Mesajı Okuyun
Old 20-07-2012, 13:45   #7
Av. İbrahim YİĞİT

 
Varsayılan

Alıntı:
Yazan H.E
Çocuğun 18 yaşını doldurması ile iştirak nafakasının ortadan kalkacağı yönünde Yargıtay kararları var.

Fakat bu kendiliğinden kalkma işlemi yeni bir dava ile mi, asıl nafaka davası dosyasına verilecek bir dilekçe ile mi yapılmalı? Yoksa nafakanın kendiliğinden kalktığı varsayılarak icra dosyasına para yatırılmasa ne gibi sonuçlar doğar?


İcra dosyasına talep açmanıza da gerek olduğunu düşünmüyorum. İcra müdürünün sizin tespit ettiğiniz bir şeyi tasdik edip onaylaması alacaklı karşı tarafı bağlamaz. Siz " çocuk 18 yaşını doldurmuştur, artık nafaka ödemiyorum " dediğinizde müdür " sen bilirsin " diye karar verecektir

T.C.

YARGITAY

3. HUKUK DAİRESİ

E. 2005/6262

K. 2005/9066

T. 27.9.2005

• NAFAKA ALACAĞI TALEBİ ( Müşterek Çocuklar 18 Yaşını Doldurmuş Olmalarına Rağmen Ana ve Babanın Çocuklar İçin Rızaen veya Hataen Nafaka Ödemesi Ahlaki Bir Görevin Yerine Getirilmesi Olarak Nitelendirilebileceği )

• RIZAEN VEYA HATAEN NAFAKA ÖDENMESİ ( Müşterek Çocuklar 18 Yaşını Doldurmuş Olmalarına Rağmen Ana ve Babanın Çocuklar İçin Ödemesi - Cebri İcra Tehdidiyle Zorla Nafaka Tahsili Ahlaki Bir Görevin Yerine Getirilmesi Olarak Telakki Edilemeyeceği )
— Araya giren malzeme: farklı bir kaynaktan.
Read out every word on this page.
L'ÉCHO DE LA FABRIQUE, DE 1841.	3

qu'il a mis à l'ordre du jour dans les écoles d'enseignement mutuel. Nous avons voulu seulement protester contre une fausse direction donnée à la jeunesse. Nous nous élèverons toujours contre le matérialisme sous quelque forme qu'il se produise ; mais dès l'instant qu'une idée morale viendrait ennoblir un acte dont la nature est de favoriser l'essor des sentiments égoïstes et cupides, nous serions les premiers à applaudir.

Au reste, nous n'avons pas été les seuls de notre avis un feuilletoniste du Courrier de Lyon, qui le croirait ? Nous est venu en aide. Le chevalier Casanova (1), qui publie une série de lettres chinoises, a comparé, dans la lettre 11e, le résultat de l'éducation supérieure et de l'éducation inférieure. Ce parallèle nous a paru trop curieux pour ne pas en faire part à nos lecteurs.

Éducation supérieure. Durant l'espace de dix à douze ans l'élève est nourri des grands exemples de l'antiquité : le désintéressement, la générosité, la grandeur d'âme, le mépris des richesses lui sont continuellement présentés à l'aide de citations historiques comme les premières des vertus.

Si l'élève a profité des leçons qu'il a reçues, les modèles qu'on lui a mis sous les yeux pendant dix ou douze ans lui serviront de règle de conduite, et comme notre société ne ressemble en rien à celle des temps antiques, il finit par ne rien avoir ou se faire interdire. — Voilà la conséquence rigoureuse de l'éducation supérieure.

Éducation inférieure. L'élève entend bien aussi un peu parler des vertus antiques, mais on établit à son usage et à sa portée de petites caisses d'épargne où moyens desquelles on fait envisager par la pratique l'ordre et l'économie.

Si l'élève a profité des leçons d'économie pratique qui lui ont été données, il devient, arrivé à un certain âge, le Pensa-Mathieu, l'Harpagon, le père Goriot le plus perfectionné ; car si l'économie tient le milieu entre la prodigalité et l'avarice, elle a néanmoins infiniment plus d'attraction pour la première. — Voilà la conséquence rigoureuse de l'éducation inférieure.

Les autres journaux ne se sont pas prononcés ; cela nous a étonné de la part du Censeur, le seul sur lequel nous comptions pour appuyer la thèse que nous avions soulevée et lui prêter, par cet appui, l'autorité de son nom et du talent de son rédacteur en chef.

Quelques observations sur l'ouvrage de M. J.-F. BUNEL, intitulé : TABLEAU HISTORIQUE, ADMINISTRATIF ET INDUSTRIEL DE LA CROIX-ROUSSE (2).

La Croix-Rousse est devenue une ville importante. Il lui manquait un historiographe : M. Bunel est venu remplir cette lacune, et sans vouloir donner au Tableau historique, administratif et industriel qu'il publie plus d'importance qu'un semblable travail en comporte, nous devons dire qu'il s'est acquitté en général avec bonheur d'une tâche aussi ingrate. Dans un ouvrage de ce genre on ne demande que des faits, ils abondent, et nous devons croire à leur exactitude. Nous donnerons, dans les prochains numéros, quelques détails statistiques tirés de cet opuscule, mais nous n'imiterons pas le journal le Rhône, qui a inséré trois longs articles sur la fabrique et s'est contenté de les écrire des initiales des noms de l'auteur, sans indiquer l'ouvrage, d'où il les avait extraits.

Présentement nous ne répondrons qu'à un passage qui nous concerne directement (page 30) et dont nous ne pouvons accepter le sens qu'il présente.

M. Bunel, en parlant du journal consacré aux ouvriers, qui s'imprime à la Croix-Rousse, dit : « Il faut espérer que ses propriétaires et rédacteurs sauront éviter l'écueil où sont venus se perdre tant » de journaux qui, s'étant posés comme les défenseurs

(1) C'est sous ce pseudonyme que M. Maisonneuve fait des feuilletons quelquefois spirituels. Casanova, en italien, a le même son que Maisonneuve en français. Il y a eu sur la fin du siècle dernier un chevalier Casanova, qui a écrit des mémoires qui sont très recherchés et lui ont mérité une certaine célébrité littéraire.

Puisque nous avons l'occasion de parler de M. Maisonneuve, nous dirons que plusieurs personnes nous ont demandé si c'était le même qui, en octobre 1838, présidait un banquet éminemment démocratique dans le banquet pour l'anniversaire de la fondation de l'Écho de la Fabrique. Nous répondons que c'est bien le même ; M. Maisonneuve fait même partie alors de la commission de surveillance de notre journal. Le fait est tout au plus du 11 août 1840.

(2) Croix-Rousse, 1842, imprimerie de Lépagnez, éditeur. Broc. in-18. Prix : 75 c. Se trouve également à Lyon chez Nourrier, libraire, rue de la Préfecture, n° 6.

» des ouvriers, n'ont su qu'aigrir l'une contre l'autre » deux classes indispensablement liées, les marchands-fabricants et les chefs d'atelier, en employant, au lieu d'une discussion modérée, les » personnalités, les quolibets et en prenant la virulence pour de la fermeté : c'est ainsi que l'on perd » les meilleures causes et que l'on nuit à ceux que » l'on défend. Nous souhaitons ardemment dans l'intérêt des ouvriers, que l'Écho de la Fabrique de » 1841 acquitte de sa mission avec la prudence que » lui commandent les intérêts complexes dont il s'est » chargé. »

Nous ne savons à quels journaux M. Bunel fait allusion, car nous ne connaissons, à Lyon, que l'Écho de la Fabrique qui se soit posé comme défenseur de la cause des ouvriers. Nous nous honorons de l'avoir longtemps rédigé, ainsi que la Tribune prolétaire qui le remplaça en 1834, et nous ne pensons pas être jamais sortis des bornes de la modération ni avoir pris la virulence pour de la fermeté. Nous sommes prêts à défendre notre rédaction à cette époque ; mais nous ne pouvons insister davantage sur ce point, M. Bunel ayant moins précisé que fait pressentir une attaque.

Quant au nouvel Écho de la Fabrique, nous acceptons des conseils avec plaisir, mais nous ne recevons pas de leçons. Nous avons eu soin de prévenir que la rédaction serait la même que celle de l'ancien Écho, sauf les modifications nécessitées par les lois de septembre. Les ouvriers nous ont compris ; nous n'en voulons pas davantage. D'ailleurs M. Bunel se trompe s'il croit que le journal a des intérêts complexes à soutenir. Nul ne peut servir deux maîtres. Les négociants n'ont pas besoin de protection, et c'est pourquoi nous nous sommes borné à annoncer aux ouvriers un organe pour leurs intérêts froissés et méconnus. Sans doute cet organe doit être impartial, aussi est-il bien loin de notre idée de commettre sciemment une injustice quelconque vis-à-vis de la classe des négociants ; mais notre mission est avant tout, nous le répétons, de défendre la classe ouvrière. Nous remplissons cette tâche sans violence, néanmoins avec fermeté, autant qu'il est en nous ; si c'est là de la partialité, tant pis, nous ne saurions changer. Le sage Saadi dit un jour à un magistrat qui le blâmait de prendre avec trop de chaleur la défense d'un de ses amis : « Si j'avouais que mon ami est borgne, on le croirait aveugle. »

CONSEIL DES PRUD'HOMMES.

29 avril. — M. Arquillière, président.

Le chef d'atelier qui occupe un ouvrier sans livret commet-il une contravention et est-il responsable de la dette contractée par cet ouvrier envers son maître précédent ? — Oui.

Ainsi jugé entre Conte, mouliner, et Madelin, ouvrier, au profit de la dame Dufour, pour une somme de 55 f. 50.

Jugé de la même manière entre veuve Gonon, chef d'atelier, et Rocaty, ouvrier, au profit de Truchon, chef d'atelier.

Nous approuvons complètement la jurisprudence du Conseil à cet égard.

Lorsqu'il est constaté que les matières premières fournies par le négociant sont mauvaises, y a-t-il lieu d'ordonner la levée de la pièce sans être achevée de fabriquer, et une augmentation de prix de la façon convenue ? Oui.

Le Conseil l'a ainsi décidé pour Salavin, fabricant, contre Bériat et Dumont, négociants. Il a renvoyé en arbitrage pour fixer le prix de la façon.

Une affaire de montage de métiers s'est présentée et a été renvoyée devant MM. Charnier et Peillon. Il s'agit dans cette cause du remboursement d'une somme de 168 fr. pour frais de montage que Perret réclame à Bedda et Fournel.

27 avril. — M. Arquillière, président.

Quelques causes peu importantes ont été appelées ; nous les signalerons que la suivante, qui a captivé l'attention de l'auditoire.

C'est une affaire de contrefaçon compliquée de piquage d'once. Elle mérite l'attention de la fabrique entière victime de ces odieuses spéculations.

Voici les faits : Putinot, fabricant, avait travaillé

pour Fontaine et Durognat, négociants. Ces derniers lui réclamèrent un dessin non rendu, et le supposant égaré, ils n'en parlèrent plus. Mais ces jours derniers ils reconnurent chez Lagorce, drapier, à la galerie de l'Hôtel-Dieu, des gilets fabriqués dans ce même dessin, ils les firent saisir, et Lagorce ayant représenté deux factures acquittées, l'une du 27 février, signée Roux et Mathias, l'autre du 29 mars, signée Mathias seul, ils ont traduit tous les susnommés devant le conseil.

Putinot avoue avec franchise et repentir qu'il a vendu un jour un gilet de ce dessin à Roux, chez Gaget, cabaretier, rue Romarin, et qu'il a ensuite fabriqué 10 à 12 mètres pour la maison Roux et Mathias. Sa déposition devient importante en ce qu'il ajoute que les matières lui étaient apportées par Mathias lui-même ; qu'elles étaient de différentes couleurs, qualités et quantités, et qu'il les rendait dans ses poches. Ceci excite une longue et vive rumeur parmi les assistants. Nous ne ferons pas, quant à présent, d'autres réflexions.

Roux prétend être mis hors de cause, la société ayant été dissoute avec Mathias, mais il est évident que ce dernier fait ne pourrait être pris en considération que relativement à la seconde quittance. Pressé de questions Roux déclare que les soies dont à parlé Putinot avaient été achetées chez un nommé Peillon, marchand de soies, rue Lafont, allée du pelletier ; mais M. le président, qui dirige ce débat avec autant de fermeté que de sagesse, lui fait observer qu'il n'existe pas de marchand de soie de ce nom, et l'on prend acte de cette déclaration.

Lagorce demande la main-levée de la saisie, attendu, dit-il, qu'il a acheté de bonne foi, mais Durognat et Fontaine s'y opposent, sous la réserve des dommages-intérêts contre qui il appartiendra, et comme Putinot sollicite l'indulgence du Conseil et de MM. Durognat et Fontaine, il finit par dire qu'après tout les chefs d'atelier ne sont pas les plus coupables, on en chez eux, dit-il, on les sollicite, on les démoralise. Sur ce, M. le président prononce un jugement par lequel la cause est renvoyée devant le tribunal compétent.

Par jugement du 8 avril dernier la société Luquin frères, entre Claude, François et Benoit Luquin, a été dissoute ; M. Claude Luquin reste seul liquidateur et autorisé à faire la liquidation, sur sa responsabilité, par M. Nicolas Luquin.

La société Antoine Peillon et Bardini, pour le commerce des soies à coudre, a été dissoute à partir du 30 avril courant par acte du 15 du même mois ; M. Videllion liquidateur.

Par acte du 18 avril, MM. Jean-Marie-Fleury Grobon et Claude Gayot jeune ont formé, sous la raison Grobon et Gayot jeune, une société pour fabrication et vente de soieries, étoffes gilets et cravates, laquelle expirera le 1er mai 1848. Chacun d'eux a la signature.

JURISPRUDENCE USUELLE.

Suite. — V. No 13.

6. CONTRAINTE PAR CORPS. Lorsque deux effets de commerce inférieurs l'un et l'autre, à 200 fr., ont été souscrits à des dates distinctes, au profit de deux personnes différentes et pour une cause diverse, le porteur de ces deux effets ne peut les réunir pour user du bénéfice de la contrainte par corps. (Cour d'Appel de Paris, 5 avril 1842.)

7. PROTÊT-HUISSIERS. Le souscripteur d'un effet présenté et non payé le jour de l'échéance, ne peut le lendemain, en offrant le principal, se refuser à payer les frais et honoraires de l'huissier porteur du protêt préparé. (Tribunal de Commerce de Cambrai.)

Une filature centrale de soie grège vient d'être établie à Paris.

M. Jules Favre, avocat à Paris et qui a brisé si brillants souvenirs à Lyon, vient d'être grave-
• CEBRİ İCRA TEHDİDİYLE ÖDENEN NAFAKA ( Müşterek Çocuklar 18 Yaşını Doldurmuş Olmalarına Rağmen Ana ve Babanın Çocuklar İçin Ödemesi - Kanuna Aykırı Olarak Ödemek Zorunda Kaldığı Nafaka Parasının İstirdadına Karar Verilmesi Gereği )

• İSTİRDAT TALEBİ ( Müşterek Çocuklar 18 Yaşını Doldurmuş Olmalarına Rağmen Ana ve Babanın Çocuklar İçin Nafaka Ödemesi - Kanuna Aykırı Olarak Ödemek Zorunda Kaldığı Nafaka Parasının İstirdadına Karar Verilmesi Gereği )

4721/m.182/2,328/1

ÖZET : Müşterek çocuklar 18 yaşını doldurmuş olmalarına rağmen ( ana ve babanın bakım borcu sona erdiği halde ) ana ve babanın çocuklar için rızaen veya hataen nafaka ödemesi ahlaki bir görevin yerine getirilmesi olarak nitelendirilebilir. Yargıtay'ın yerleşik uygulamaları da bu yöndedir. Ancak, cebri icra tehditiyle, zorla nafaka tahsili ahlaki bir görevin yerine getirilmesi olarak telakki edilemez. Davacı tarafın, kanuna aykırı olarak ödemek zorunda kaldığı nafaka parasının istirdadına karar verilmesi gerekir.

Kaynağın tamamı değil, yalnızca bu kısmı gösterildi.